Each input file contains one test case. Each case starts with a line containing 3 numbers N (<1000), M and K, which are the total number of cities, the number of remaining highways, and the number of cities to be checked, respectively. Then M lines follow, each describes a highway by 2 integers, which are the numbers of the cities the highway connects.
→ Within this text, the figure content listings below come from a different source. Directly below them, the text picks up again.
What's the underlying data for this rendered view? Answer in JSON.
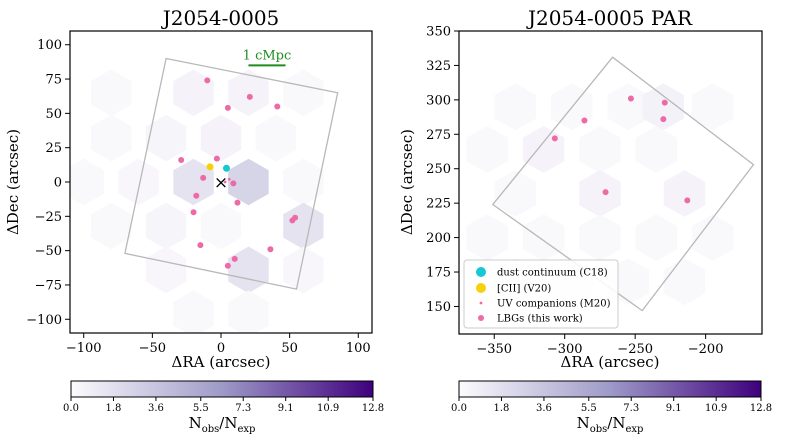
{
  "figure_title": "Two-panel hexbin overdensity map with galaxy positions",
  "colors": {
    "hex_base": "#d4d4e8",
    "frame": "#b8b8b8",
    "dust": "#17c7d4",
    "cii": "#f5d10c",
    "uv": "#ee6aa7",
    "lbg": "#ee6aa7",
    "scalebar": "#1e8c1e",
    "cbar_start": "#fcfbfd",
    "cbar_mid": "#9e9ac8",
    "cbar_end": "#3f007d"
  },
  "chart_data": [
    {
      "type": "scatter",
      "title": "J2054-0005",
      "xlabel": "ΔRA (arcsec)",
      "ylabel": "ΔDec (arcsec)",
      "xlim": [
        -110,
        110
      ],
      "ylim": [
        -110,
        110
      ],
      "xticks": [
        -100,
        -50,
        0,
        50,
        100
      ],
      "xtick_labels": [
        "−100",
        "−50",
        "0",
        "50",
        "100"
      ],
      "yticks": [
        -100,
        -75,
        -50,
        -25,
        0,
        25,
        50,
        75,
        100
      ],
      "ytick_labels": [
        "−100",
        "−75",
        "−50",
        "−25",
        "0",
        "25",
        "50",
        "75",
        "100"
      ],
      "hex_radius": 17,
      "hexbins": [
        {
          "x": -80,
          "y": 65,
          "v": 0.2
        },
        {
          "x": -20,
          "y": 65,
          "v": 0.5
        },
        {
          "x": 20,
          "y": 65,
          "v": 0.5
        },
        {
          "x": 60,
          "y": 65,
          "v": 0.2
        },
        {
          "x": -80,
          "y": 32,
          "v": 0.2
        },
        {
          "x": -40,
          "y": 32,
          "v": 0.4
        },
        {
          "x": 0,
          "y": 32,
          "v": 0.5
        },
        {
          "x": 40,
          "y": 32,
          "v": 0.2
        },
        {
          "x": -100,
          "y": 0,
          "v": 0.2
        },
        {
          "x": -60,
          "y": 0,
          "v": 0.3
        },
        {
          "x": -20,
          "y": 0,
          "v": 1.6
        },
        {
          "x": 20,
          "y": 0,
          "v": 2.6
        },
        {
          "x": 60,
          "y": 0,
          "v": 0.2
        },
        {
          "x": -80,
          "y": -32,
          "v": 0.2
        },
        {
          "x": -40,
          "y": -32,
          "v": 0.4
        },
        {
          "x": 0,
          "y": -32,
          "v": 0.2
        },
        {
          "x": 60,
          "y": -32,
          "v": 1.6
        },
        {
          "x": -40,
          "y": -64,
          "v": 0.3
        },
        {
          "x": 20,
          "y": -64,
          "v": 1.6
        },
        {
          "x": 60,
          "y": -64,
          "v": 0.3
        },
        {
          "x": -20,
          "y": -96,
          "v": 0.2
        },
        {
          "x": 20,
          "y": -96,
          "v": 0.2
        }
      ],
      "footprint": [
        [
          -40,
          90
        ],
        [
          85,
          65
        ],
        [
          55,
          -78
        ],
        [
          -70,
          -52
        ]
      ],
      "points": [
        {
          "x": -10,
          "y": 74,
          "kind": "lbg"
        },
        {
          "x": 21,
          "y": 62,
          "kind": "lbg"
        },
        {
          "x": 5,
          "y": 54,
          "kind": "lbg"
        },
        {
          "x": 41,
          "y": 55,
          "kind": "lbg"
        },
        {
          "x": -29,
          "y": 16,
          "kind": "lbg"
        },
        {
          "x": -3,
          "y": 17,
          "kind": "lbg"
        },
        {
          "x": -13,
          "y": 3,
          "kind": "lbg"
        },
        {
          "x": 9,
          "y": -1,
          "kind": "lbg"
        },
        {
          "x": -18,
          "y": -10,
          "kind": "lbg"
        },
        {
          "x": 12,
          "y": -15,
          "kind": "lbg"
        },
        {
          "x": -20,
          "y": -22,
          "kind": "lbg"
        },
        {
          "x": 52,
          "y": -28,
          "kind": "lbg"
        },
        {
          "x": 54,
          "y": -26,
          "kind": "lbg"
        },
        {
          "x": -15,
          "y": -46,
          "kind": "lbg"
        },
        {
          "x": 36,
          "y": -49,
          "kind": "lbg"
        },
        {
          "x": 10,
          "y": -56,
          "kind": "lbg"
        },
        {
          "x": 5,
          "y": -61,
          "kind": "lbg"
        },
        {
          "x": -8,
          "y": 11,
          "kind": "cii"
        },
        {
          "x": 4,
          "y": 10,
          "kind": "dust"
        },
        {
          "x": 3,
          "y": 0,
          "kind": "uv"
        },
        {
          "x": 6,
          "y": 2,
          "kind": "uv"
        }
      ],
      "target_marker": {
        "x": 0,
        "y": 0,
        "symbol": "×"
      },
      "scale_bar": {
        "x1": 20,
        "x2": 47,
        "y": 85,
        "label": "1 cMpc"
      }
    },
    {
      "type": "scatter",
      "title": "J2054-0005 PAR",
      "xlabel": "ΔRA (arcsec)",
      "ylabel": "ΔDec (arcsec)",
      "xlim": [
        -375,
        -160
      ],
      "ylim": [
        130,
        350
      ],
      "xticks": [
        -350,
        -300,
        -250,
        -200
      ],
      "xtick_labels": [
        "−350",
        "−300",
        "−250",
        "−200"
      ],
      "yticks": [
        150,
        175,
        200,
        225,
        250,
        275,
        300,
        325,
        350
      ],
      "ytick_labels": [
        "150",
        "175",
        "200",
        "225",
        "250",
        "275",
        "300",
        "325",
        "350"
      ],
      "hex_radius": 17,
      "hexbins": [
        {
          "x": -335,
          "y": 295,
          "v": 0.2
        },
        {
          "x": -295,
          "y": 295,
          "v": 0.2
        },
        {
          "x": -255,
          "y": 295,
          "v": 0.2
        },
        {
          "x": -230,
          "y": 295,
          "v": 0.6
        },
        {
          "x": -195,
          "y": 295,
          "v": 0.2
        },
        {
          "x": -355,
          "y": 264,
          "v": 0.2
        },
        {
          "x": -315,
          "y": 264,
          "v": 0.5
        },
        {
          "x": -275,
          "y": 264,
          "v": 0.2
        },
        {
          "x": -235,
          "y": 264,
          "v": 0.2
        },
        {
          "x": -335,
          "y": 232,
          "v": 0.2
        },
        {
          "x": -275,
          "y": 232,
          "v": 0.5
        },
        {
          "x": -215,
          "y": 232,
          "v": 0.5
        },
        {
          "x": -355,
          "y": 200,
          "v": 0.2
        },
        {
          "x": -315,
          "y": 200,
          "v": 0.2
        },
        {
          "x": -275,
          "y": 200,
          "v": 0.2
        },
        {
          "x": -235,
          "y": 200,
          "v": 0.2
        },
        {
          "x": -195,
          "y": 200,
          "v": 0.2
        },
        {
          "x": -335,
          "y": 168,
          "v": 0.2
        },
        {
          "x": -295,
          "y": 168,
          "v": 0.2
        },
        {
          "x": -255,
          "y": 168,
          "v": 0.2
        },
        {
          "x": -215,
          "y": 168,
          "v": 0.2
        }
      ],
      "footprint": [
        [
          -266,
          331
        ],
        [
          -166,
          253
        ],
        [
          -245,
          147
        ],
        [
          -351,
          224
        ]
      ],
      "points": [
        {
          "x": -253,
          "y": 301,
          "kind": "lbg"
        },
        {
          "x": -229,
          "y": 298,
          "kind": "lbg"
        },
        {
          "x": -230,
          "y": 286,
          "kind": "lbg"
        },
        {
          "x": -286,
          "y": 285,
          "kind": "lbg"
        },
        {
          "x": -307,
          "y": 272,
          "kind": "lbg"
        },
        {
          "x": -271,
          "y": 233,
          "kind": "lbg"
        },
        {
          "x": -213,
          "y": 227,
          "kind": "lbg"
        }
      ],
      "legend": {
        "position": "bottom-left",
        "entries": [
          {
            "label": "dust continuum (C18)",
            "kind": "dust"
          },
          {
            "label": "[CII] (V20)",
            "kind": "cii"
          },
          {
            "label": "UV companions (M20)",
            "kind": "uv"
          },
          {
            "label": "LBGs (this work)",
            "kind": "lbg"
          }
        ]
      }
    }
  ],
  "colorbar": {
    "label_main": "N",
    "label_sub1": "obs",
    "label_sep": "/N",
    "label_sub2": "exp",
    "vmin": 0.0,
    "vmax": 12.8,
    "ticks": [
      0.0,
      1.8,
      3.6,
      5.5,
      7.3,
      9.1,
      10.9,
      12.8
    ],
    "tick_labels": [
      "0.0",
      "1.8",
      "3.6",
      "5.5",
      "7.3",
      "9.1",
      "10.9",
      "12.8"
    ]
  }
}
The cities are numbered from 1 to N. Finally there is a line containing K numbers, which represent the cities we concern.

Output

For each of the K cities, output in a line the number of highways need to be repaired if that city is lost.
Sample Input

3 2 3
1 2
1 3
1 2 3

Sample Output

1
0
0

代码如下：

#include <iostream>
#include <vector>
#include <iterator>

using namespace std;

struct Road{
    int ct1, ct2;
    Road(){}
    Road(int a, int b):ct1(a), ct2(b) {}
};

int ancestor(vector<int> &father, int ct)
{
    if(father[ct] == ct)    return ct;
    else    return ancestor(father, father[ct]);
}

void Union(vector<int> &father, vector<int> &size, Road &rd)
{
    int ancest_a = ancestor(father, rd.ct1), ancest_b = ancestor(father, rd.ct2);
    if(ancest_a == ancest_b)    return;
    if(size[ancest_a] > size[ancest_b]){
        father[ancest_b] = ancest_a;
        size[ancest_a] += size[ancest_b];
    }else{
        father[ancest_a] = ancest_b;
        size[ancest_b] += size[ancest_a];
    }
}

int main()
{
    //read 1-st line
    int N, M , K;
    cin >> N >> M >> K;
    //construct matrix
    vector<Road> road;
    int ct1, ct2;
    for(int i=0; i<M; ++i){
        cin >> ct1 >> ct2;
        road.push_back(Road(ct1, ct2));
    }

    //read concerned city and processing
    int ct_war;
    vector<int> father(N+1), size(N+1);
    for(int i=0; i<K; ++i){
        cin >> ct_war;
        //initialize
        vector<int> father(N+1), size(N+1);
        for(int j=1; j<N+1; ++j){
            father[j] = j;
            size[j] = 1;
        }
        //processing
        for(int rd=0; rd<M; ++rd){
            if(road[rd].ct1 == ct_war || road[rd].ct2 == ct_war)    continue;
            Union(father, size, road[rd]);
        }
        //print
        int cnt = 0;
        for(int j=1; j<N+1; ++j)
            if(father[j] == j && j != ct_war) cnt++;
        cout << --cnt << endl;
    }

    return 0;
}

注意：并查集中对根节点的追溯，以及具有相同祖先时不需要Union。